An abandoned cemetery is turning into a classroom for middle-schoolers at the Sharon Academy in the Upper Valley. They’re mapping the grave sites, researching the people buried there, and creating a website for genealogists who might not be able to visit the plots in person.
The project is spurring the students’ interest in local history.
"It's very interesting to look at how well preserved the gravestones are. The people who made them really cared a lot about them." - Wright Frost, eighth grader, The Sharon Academy
On a crisp sunny fall day, about 30 young investigators arrive in a caravan of cars at an old, hard-to-find cemetery in a stand of trees just off Route 132. In fact, it's so out of the way that the lead chaperone misses the turn the first time.
As the students scramble into the thick woods with blankets and lunches, some gather at one prominent headstone. That's where their social studies teacher, Andrew Lane, passes out clipboards holding spreadsheet forms.

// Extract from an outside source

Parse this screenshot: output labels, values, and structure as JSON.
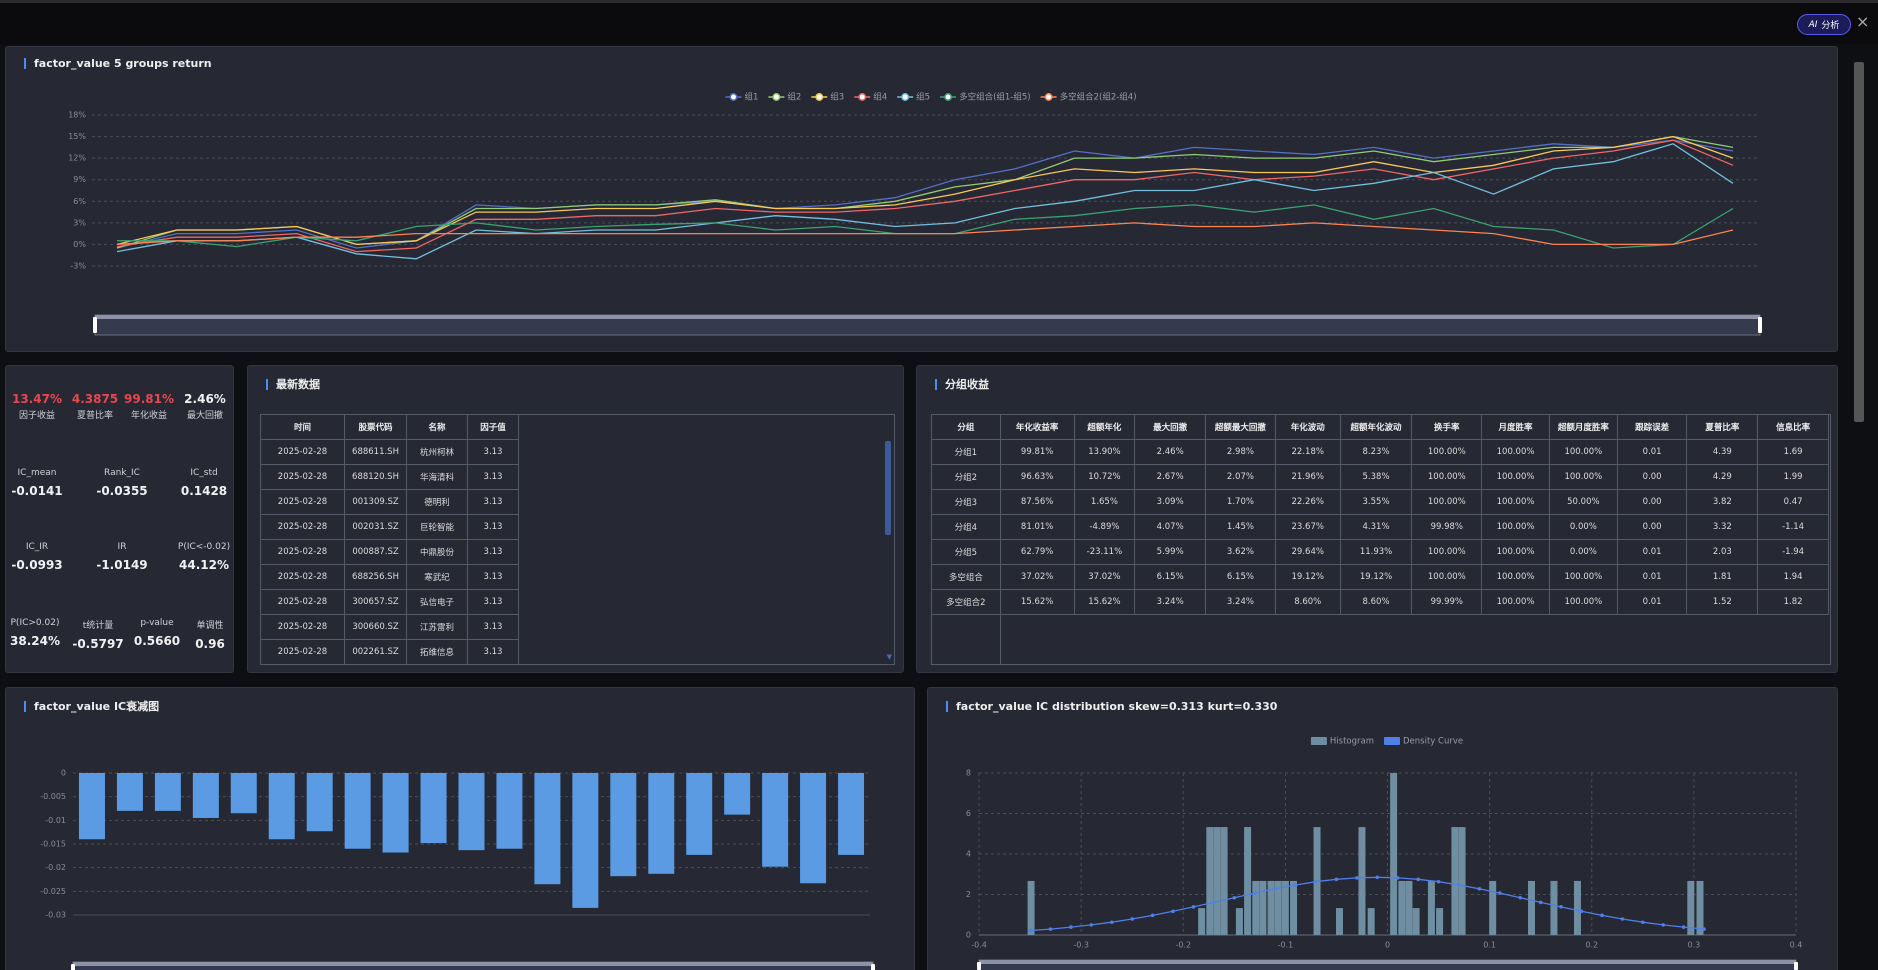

He explains how to stretch pink tape to mark lines of graves for what will become a digital map, and then collect information from each headstone. Some are hard to see, and even harder to decipher.

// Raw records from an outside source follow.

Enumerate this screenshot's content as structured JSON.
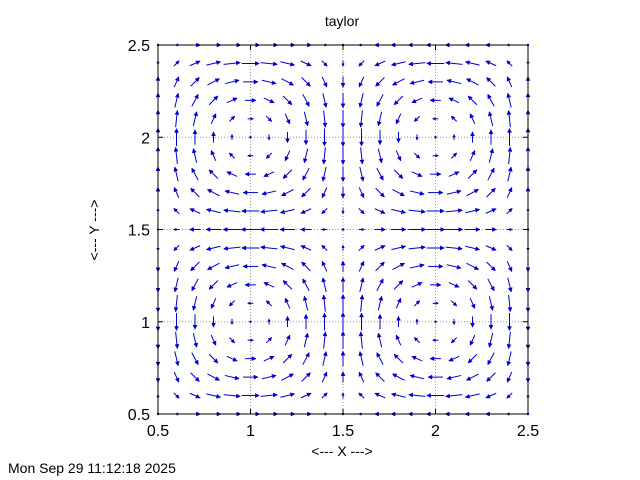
{
  "chart_data": {
    "type": "vector-field",
    "title": "taylor",
    "xlabel": "<--- X --->",
    "ylabel": "<--- Y --->",
    "xlim": [
      0.5,
      2.5
    ],
    "ylim": [
      0.5,
      2.5
    ],
    "xticks": [
      0.5,
      1,
      1.5,
      2,
      2.5
    ],
    "yticks": [
      0.5,
      1,
      1.5,
      2,
      2.5
    ],
    "xtick_labels": [
      "0.5",
      "1",
      "1.5",
      "2",
      "2.5"
    ],
    "ytick_labels": [
      "0.5",
      "1",
      "1.5",
      "2",
      "2.5"
    ],
    "grid": true,
    "field": {
      "x_range": [
        0.5,
        2.5
      ],
      "y_range": [
        0.5,
        2.5
      ],
      "nx": 21,
      "ny": 21,
      "u": "-cos(pi*x)*sin(pi*y)",
      "v": "sin(pi*x)*cos(pi*y)",
      "max_arrow_length": 0.1
    },
    "colors": {
      "arrows": "#0000cc",
      "grid": "#999999",
      "axes": "#000000"
    }
  },
  "footer": {
    "timestamp": "Mon Sep 29 11:12:18 2025"
  }
}
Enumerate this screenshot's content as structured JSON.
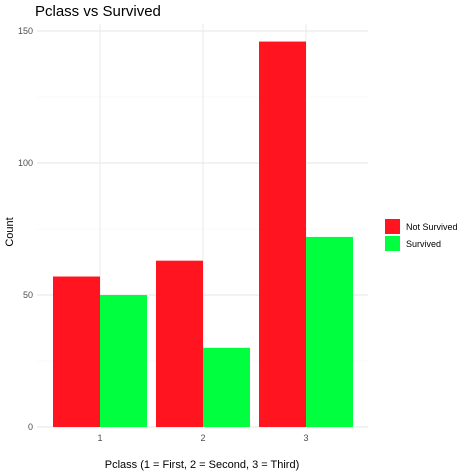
{
  "chart_data": {
    "type": "bar",
    "title": "Pclass vs Survived",
    "xlabel": "Pclass (1 = First, 2 = Second, 3 = Third)",
    "ylabel": "Count",
    "categories": [
      "1",
      "2",
      "3"
    ],
    "series": [
      {
        "name": "Not Survived",
        "color": "#ff1420",
        "values": [
          57,
          63,
          146
        ]
      },
      {
        "name": "Survived",
        "color": "#00ff3e",
        "values": [
          50,
          30,
          72
        ]
      }
    ],
    "ylim": [
      0,
      150
    ],
    "yticks": [
      0,
      50,
      100,
      150
    ],
    "grid": true,
    "legend_position": "right"
  }
}
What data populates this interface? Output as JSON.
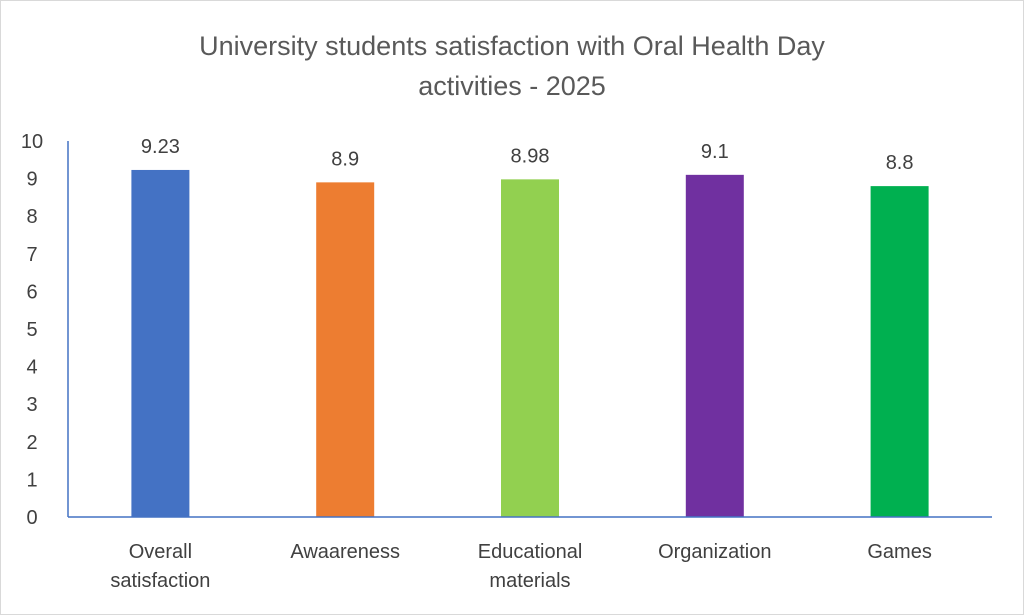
{
  "chart_data": {
    "type": "bar",
    "title_lines": [
      "University students satisfaction with Oral Health Day",
      "activities - 2025"
    ],
    "categories": [
      [
        "Overall",
        "satisfaction"
      ],
      [
        "Awaareness"
      ],
      [
        "Educational",
        "materials"
      ],
      [
        "Organization"
      ],
      [
        "Games"
      ]
    ],
    "values": [
      9.23,
      8.9,
      8.98,
      9.1,
      8.8
    ],
    "data_labels": [
      "9.23",
      "8.9",
      "8.98",
      "9.1",
      "8.8"
    ],
    "colors": [
      "#4472c4",
      "#ed7d31",
      "#92d050",
      "#7030a0",
      "#00b050"
    ],
    "ylim": [
      0,
      10
    ],
    "yticks": [
      "0",
      "1",
      "2",
      "3",
      "4",
      "5",
      "6",
      "7",
      "8",
      "9",
      "10"
    ],
    "grid": false,
    "legend": "none",
    "axis_color": "#4472c4",
    "text_color": "#404040"
  }
}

“Okay, everyone should be following along where you fill it in, okay?” he calls as an eager group straggles up a hill.
“So column four, row one, okay? Death date, August 8, 1854…age at death, what did it say…85 years, one month... Can you do the math, so then you’d have to do backwards math,” he tells them.
This cemetery project taps into math as well as history, and it even crosses into two other academic subjects.

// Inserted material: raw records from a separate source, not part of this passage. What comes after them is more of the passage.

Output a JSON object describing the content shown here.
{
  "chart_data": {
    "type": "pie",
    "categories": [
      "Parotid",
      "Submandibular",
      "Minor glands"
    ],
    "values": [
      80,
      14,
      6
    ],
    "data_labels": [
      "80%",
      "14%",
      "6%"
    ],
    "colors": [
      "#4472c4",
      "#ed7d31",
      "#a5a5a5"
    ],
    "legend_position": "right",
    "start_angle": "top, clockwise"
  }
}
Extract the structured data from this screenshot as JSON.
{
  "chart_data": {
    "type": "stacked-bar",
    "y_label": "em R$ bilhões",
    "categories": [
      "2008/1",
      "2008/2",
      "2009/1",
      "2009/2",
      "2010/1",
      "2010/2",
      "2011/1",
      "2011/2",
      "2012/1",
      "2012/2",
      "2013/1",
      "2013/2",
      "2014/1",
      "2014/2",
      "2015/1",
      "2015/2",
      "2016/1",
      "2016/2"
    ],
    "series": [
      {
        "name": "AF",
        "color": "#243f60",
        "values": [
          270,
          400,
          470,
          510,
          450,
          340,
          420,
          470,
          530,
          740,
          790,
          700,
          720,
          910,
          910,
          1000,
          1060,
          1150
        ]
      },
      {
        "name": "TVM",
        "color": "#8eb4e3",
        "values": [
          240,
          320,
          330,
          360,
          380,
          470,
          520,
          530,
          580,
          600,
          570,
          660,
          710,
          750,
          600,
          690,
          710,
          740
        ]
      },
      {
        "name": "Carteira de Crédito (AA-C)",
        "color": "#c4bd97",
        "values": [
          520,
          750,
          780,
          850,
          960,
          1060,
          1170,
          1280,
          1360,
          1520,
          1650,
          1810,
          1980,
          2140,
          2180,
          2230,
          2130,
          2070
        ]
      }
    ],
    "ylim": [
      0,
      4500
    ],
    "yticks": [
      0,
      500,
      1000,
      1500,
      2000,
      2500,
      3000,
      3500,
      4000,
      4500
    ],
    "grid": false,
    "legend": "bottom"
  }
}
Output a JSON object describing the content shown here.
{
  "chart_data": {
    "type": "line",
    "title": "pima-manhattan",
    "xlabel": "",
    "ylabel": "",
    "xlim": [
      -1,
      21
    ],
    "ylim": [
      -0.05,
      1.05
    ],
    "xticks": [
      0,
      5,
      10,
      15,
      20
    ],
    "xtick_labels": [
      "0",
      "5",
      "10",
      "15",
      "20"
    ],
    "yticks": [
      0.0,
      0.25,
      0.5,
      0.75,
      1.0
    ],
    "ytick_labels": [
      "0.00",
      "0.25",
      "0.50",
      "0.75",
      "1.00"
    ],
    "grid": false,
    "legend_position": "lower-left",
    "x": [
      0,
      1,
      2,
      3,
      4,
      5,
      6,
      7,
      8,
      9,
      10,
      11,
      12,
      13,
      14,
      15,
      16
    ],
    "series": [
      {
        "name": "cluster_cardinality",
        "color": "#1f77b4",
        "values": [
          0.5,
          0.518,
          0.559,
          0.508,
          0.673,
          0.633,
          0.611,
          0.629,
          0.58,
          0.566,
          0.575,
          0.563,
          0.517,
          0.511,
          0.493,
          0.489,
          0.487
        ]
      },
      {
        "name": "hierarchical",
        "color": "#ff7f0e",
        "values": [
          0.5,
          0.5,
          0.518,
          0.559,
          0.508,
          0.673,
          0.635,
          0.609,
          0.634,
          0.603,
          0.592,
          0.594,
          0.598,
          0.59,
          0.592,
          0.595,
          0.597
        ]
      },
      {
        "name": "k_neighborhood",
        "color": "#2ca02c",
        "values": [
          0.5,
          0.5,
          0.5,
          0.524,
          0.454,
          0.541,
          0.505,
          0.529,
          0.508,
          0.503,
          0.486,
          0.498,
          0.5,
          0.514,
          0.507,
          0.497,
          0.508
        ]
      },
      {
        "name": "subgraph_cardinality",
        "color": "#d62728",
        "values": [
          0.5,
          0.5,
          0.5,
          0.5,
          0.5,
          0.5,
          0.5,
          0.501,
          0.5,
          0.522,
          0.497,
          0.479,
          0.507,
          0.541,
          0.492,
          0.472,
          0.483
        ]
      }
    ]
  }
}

Marcy Innes teaches English and art at the middle school.
She wants the kids to pay close attention, maybe make some rubbings of the inscriptions and carved pictures on these ancient stones including weeping willows and angels.
“Because that’s something we can do in art; we can learn about some of the funerary images, because that was the earliest form of American art," Innes explains.
This is an early cemetery, with graves dating from about 1782 to around 1903. One goal of this project is to figure out when this part of Sharon, known as the Day District, was in its heyday—that is, when the largest number of people were buried here.
Taylor Lyman and Jasmin Johnson are cousins in the eighth grade. Taylor figures some of her most distant forbears are right under her feet.
“Definitely, I mean if we’re ninth-generation Vermonters and like, this place is around that time, and we live in Sharon… this most likely has a lot of ancestors here,” she says, setting off with her clipboard to a cluster of granite monuments.
Some of the young historians are surprised at how long people lived in the 18th century—sometimes into their 80s and 90s, if they were not women who died in childbirth.
Eight-grader Wright Frost is learning from the graves about how Vermont was settled by foreign-born colonists. Some fought in the Revolutionary War.
“Also it’s very interesting to look at how well preserved the gravestones are,” he says.
“The people who made them really cared a lot about them. It was important to them that their family member got a good burial.”
And now these precious family histories will not be lost in the undergrowth of a long forgotten burial ground. When the kids build a website, the local historical society will have a new way to tell the story of post-colonial life and death in this rural community.